I led the conversion of 12 e-books, each in English and Spanish, into RM Easiteach files. By repurposing our own intellectual property, we tripled the size of the e-book library at no additional cost. Because the product was largely the same as the previous SaaP version, sales and marketing were hungry for any expanded features to promote.
Phase 4: Quality & Validation
The Documentation Gap: No formal specifications existed for these 15-year-old activities, so our offshore QA resources had no benchmark for what was intended to be interactive.
Leaning On Institutional Knowledge: Being the original creators of these files, the Product Owner and I served as the "human specifications." We were the only ones who understood the intended behavior behind every interaction.
Manual Validation: We co-led a rigorous manual UAT process, clicking every image and testing every trigger across all 1,500 activities. This effort provided a smooth transition for the teacher, with no loss of functionality.
Reflections
Operational Grit: While this wasn't the most glamorous project, I'm proud of how my team handled the technical crisis strategically. We audited a large legacy asset library and made meaningful updates that kept the product stable and pedagogically current within a short timeframe.

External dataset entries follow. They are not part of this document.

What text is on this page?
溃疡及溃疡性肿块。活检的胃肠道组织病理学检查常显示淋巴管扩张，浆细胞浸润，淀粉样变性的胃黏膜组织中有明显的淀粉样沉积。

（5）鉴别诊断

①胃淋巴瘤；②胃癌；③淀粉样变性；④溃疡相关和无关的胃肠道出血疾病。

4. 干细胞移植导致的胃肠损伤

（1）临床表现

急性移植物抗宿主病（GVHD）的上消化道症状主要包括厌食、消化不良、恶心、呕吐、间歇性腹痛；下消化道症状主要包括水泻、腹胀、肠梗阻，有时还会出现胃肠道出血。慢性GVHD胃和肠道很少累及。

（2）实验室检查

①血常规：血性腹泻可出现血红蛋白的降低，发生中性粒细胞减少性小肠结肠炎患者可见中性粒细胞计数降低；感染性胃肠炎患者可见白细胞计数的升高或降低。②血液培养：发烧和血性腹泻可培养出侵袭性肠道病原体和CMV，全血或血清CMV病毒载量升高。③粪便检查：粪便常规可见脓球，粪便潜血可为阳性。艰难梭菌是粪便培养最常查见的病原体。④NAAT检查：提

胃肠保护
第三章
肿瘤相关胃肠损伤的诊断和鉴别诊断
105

Resourcefulness: I tripled the e-book library by repurposing proprietary assets, proving that impact isn't always about a big budget; it’s about finding hidden value in your existing ecosystem and using it to drive product growth.
The Power of Documentation: This project stressed the importance of detailed, transparent documentation. Relying on institutional knowledge created a bottleneck, as the product owner and I had to perform extensive functional testing on each file.